# Minty Spaceliner



## Euphman06 (Dec 21, 2019)

This one is local to me...price tag is 1k... no thanks, but she is pretty with original paperwork to boot.


----------



## SteveF (Dec 21, 2019)

It's missing the rack light just like they all seem to be. There's a really nice reproduction of the light on Ebay. A fellow caber is making them. It's a great option for those who are missing the light on their bikes since the original is so difficult to find.


----------



## Saving Tempest (Dec 21, 2019)

Who might that be?


----------



## SteveF (Dec 21, 2019)

Saving Tempest said:


> Who might that be?




Shawnatvintagespokes


----------



## Saving Tempest (Dec 21, 2019)

I have a Flightliner and that's apparently a different rack version.


----------



## SteveF (Dec 21, 2019)

There were a few different rack styles. I have an amc flightliner with a rack and no reflectors. Also have a spaceliner with the round light in the rack.


----------



## Saving Tempest (Dec 21, 2019)

I don't see any listings for one at this time either.


----------



## SteveF (Dec 21, 2019)

On Ebay? I'll look and see if I can find it. I'll share the link if and when I do.


----------



## SteveF (Dec 21, 2019)

Rear rack complete working light and lens for vintage Spaceliner bicycle   | eBay
					

It includes a battery box, switch, and 3V LED bulb that uses 2 AA batteries (batteries not included).

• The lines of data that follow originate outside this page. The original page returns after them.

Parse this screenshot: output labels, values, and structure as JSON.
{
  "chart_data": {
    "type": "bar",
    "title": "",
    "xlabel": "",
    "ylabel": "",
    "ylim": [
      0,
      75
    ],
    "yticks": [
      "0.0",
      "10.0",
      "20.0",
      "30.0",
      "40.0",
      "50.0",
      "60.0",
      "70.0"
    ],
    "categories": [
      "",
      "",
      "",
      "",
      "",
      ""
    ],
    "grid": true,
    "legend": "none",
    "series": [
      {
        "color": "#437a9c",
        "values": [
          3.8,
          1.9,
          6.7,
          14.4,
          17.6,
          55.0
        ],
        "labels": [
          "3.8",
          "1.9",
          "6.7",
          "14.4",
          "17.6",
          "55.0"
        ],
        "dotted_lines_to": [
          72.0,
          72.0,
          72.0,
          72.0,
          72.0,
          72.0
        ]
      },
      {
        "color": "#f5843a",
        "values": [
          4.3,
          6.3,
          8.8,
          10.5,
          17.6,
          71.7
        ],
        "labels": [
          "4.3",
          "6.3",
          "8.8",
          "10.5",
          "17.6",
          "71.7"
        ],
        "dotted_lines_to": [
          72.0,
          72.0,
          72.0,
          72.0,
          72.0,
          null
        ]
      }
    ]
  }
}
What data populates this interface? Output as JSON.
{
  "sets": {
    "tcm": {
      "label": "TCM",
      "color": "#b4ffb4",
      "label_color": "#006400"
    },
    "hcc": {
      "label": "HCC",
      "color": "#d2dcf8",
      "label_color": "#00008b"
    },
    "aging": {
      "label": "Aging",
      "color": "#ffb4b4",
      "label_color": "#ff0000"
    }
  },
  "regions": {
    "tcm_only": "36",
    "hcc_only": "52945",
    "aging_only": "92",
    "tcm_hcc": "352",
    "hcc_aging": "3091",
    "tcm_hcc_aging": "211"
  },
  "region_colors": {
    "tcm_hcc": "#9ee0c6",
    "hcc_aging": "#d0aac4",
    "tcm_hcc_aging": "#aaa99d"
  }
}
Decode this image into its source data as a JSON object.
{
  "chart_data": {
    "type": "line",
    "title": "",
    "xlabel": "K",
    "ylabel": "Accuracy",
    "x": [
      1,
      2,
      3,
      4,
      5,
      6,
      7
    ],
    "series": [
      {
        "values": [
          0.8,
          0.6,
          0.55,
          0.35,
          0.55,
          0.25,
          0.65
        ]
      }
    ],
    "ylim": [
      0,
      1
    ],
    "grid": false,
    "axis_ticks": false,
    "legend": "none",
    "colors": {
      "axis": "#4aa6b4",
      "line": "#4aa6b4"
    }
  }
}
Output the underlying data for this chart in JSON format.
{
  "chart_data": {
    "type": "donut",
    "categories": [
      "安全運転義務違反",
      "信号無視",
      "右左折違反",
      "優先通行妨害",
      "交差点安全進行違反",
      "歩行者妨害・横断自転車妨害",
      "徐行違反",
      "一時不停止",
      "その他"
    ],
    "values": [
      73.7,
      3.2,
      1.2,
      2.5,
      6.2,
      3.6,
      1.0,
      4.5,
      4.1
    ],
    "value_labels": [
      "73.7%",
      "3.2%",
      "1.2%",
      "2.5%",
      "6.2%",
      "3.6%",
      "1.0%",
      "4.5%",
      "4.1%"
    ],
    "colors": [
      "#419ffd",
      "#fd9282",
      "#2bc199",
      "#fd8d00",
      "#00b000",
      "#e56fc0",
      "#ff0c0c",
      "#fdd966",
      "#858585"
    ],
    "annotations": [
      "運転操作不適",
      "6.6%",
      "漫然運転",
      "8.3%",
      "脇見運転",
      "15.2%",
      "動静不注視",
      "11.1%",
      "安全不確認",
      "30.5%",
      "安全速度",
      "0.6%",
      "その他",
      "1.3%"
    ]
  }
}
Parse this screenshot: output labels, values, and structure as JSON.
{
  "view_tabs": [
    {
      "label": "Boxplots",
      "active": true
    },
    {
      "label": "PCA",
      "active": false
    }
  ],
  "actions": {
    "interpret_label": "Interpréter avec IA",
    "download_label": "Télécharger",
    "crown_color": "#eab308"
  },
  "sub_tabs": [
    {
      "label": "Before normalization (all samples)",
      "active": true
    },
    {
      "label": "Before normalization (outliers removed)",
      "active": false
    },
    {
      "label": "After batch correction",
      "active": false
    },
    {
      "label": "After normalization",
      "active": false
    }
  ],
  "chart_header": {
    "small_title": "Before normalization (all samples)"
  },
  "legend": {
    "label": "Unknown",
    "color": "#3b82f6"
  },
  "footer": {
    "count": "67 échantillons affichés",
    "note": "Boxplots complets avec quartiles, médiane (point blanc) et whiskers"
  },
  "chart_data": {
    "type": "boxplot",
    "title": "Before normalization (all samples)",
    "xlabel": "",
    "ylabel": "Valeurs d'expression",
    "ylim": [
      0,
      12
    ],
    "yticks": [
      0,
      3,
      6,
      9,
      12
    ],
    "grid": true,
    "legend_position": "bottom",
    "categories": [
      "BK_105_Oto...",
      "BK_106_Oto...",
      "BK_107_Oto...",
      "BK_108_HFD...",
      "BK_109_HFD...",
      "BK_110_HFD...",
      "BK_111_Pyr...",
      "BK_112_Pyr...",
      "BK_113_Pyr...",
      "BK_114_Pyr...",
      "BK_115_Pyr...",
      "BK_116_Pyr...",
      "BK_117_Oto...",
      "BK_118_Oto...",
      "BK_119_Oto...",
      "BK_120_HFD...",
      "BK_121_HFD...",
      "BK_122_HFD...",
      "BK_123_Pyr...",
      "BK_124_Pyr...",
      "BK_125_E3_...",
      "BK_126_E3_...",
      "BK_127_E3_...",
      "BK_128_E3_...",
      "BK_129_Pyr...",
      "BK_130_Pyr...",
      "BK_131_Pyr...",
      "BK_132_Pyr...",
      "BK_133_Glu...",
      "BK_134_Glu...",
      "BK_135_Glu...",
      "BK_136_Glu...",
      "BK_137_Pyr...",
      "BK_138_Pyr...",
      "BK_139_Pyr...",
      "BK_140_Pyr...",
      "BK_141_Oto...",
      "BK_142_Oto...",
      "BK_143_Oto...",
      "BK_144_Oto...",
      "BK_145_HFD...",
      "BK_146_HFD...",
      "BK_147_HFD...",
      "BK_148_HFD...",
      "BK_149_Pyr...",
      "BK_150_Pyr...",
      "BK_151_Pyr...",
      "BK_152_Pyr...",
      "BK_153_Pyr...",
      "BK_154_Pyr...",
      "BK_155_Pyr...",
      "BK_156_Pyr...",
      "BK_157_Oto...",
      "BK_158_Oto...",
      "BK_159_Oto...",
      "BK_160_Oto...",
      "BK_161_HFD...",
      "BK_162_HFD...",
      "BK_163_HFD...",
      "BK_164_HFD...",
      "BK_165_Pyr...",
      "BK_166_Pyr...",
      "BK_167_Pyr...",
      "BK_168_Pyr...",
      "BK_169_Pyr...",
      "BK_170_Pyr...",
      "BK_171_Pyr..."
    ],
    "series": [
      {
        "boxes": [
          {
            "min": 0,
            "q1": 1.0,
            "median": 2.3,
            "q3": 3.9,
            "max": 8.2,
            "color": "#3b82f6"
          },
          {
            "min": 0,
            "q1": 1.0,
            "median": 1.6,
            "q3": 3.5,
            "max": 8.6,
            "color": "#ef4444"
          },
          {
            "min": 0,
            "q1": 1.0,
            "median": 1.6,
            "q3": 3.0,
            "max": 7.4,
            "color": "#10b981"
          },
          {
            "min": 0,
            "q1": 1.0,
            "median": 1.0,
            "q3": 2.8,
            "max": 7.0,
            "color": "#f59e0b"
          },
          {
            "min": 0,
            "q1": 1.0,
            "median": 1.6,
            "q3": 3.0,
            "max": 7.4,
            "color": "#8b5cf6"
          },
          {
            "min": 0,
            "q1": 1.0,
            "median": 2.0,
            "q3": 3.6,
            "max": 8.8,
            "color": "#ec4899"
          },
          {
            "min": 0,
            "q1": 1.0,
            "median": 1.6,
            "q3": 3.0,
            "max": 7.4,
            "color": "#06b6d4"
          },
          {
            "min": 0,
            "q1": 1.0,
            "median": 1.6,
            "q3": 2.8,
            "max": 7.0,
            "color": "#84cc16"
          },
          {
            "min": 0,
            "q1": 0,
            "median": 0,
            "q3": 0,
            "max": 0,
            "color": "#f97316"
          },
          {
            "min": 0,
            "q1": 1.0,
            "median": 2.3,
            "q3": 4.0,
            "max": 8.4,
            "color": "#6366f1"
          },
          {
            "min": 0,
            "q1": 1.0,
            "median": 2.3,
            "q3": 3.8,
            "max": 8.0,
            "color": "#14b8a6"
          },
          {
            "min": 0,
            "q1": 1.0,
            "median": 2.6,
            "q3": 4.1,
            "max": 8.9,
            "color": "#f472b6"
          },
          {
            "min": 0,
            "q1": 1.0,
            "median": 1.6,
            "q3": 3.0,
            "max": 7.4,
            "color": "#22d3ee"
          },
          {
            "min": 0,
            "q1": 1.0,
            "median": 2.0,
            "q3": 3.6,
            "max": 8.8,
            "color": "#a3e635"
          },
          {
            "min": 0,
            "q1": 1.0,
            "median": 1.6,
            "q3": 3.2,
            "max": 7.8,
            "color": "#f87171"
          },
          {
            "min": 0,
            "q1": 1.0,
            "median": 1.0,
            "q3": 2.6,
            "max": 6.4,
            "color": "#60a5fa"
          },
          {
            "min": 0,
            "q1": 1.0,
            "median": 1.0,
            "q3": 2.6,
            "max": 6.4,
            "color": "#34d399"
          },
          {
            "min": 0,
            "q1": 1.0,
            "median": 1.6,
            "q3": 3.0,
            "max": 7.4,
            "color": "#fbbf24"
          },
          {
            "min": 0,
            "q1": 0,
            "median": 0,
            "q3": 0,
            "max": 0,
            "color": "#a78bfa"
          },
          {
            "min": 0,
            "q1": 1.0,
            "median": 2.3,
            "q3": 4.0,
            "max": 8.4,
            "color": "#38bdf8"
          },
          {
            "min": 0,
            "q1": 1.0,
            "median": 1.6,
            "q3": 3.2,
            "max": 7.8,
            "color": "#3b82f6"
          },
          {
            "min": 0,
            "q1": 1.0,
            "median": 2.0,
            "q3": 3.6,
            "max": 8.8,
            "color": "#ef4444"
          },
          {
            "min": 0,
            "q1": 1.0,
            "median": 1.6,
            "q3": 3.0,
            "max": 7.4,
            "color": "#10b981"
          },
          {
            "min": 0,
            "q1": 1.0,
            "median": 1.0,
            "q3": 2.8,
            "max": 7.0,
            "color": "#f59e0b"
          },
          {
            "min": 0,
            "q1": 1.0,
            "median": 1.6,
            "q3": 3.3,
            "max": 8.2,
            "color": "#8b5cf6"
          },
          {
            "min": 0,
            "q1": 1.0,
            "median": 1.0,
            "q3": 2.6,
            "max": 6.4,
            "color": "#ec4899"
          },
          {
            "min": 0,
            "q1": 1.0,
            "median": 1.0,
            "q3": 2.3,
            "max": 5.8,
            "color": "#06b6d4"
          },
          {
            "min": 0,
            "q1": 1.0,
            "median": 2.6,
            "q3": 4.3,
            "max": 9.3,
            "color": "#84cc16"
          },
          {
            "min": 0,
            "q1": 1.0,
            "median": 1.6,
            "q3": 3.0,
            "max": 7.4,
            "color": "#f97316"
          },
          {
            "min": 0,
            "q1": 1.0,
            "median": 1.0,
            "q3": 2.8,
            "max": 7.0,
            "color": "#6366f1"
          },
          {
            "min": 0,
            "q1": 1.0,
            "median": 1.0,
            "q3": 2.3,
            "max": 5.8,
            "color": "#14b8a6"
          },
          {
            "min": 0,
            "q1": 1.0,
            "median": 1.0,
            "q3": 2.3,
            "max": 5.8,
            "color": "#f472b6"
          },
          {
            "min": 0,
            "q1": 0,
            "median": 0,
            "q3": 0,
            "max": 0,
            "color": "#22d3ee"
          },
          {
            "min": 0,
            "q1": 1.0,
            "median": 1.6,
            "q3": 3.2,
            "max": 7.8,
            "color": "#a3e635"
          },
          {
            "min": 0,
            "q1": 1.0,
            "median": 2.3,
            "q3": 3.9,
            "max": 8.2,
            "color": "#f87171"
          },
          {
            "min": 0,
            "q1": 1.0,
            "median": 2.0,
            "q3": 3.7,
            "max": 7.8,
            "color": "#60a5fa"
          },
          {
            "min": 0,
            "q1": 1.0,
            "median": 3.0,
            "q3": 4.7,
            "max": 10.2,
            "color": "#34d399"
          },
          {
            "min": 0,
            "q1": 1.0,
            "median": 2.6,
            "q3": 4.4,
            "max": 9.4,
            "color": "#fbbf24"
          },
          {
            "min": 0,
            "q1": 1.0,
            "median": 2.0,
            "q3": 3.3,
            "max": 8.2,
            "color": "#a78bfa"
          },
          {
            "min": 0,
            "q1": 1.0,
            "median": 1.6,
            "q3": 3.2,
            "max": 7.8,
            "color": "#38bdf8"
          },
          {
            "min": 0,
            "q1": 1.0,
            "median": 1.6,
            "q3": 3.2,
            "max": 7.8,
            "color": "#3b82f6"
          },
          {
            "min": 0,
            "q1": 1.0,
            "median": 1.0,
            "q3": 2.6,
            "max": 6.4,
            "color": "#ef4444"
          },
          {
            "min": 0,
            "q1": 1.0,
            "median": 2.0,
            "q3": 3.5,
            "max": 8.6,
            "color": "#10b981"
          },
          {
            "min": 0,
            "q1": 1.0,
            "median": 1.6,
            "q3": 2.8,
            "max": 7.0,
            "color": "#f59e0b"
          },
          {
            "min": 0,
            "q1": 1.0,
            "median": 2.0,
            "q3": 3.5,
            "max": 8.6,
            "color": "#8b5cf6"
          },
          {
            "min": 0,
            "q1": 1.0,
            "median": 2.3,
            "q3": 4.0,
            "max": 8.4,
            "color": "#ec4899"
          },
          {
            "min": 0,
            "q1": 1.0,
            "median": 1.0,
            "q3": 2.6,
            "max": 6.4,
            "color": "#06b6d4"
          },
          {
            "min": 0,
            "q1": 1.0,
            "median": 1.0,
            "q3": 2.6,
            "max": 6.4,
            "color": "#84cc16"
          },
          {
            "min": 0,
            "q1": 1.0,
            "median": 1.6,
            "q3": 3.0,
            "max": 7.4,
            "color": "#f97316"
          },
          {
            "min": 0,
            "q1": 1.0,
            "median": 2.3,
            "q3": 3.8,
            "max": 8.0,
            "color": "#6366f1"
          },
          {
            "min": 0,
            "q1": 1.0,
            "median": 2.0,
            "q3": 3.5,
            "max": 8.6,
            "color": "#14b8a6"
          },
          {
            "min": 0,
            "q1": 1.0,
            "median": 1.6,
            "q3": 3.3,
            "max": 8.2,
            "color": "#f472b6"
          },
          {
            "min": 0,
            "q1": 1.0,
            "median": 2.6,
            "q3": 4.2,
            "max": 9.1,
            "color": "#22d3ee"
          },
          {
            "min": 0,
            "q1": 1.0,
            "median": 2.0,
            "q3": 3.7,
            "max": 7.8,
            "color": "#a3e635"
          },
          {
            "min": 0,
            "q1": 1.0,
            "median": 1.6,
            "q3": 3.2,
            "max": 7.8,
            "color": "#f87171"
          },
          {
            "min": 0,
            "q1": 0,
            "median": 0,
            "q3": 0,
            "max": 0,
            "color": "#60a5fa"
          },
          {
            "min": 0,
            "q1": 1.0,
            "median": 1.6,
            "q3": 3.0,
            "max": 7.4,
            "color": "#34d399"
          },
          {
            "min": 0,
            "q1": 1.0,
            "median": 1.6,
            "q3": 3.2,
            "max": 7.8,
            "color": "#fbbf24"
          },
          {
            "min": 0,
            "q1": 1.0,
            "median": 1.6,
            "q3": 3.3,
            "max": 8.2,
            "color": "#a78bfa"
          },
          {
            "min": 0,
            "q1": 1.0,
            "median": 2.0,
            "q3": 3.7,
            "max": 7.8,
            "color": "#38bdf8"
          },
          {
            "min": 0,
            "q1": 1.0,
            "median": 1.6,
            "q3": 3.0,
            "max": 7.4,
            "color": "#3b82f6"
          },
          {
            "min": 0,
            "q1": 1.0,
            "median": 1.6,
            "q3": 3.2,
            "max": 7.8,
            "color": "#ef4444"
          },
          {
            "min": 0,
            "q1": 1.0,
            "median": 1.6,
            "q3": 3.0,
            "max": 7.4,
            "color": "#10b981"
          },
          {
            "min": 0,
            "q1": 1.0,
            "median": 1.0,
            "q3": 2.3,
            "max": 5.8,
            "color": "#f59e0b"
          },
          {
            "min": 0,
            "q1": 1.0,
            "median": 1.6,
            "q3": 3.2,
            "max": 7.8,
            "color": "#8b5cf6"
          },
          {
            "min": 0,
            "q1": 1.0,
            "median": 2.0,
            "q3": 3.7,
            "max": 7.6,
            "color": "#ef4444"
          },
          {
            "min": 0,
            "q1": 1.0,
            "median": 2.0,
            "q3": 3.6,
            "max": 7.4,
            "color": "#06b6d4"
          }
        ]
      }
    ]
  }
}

The last photo shows the Spaceliner model and rack that this light goes on.



					rover.ebay.com


----------



## Euphman06 (Feb 8, 2020)

Whats the market on these like?


----------



## piercer_99 (Feb 8, 2020)

Euphman06 said:


> Whats the market on these like?



not 1,000.

Maybe half of that, if you get lucky.


----------



## Euphman06 (Feb 8, 2020)

That's what I was thinking


----------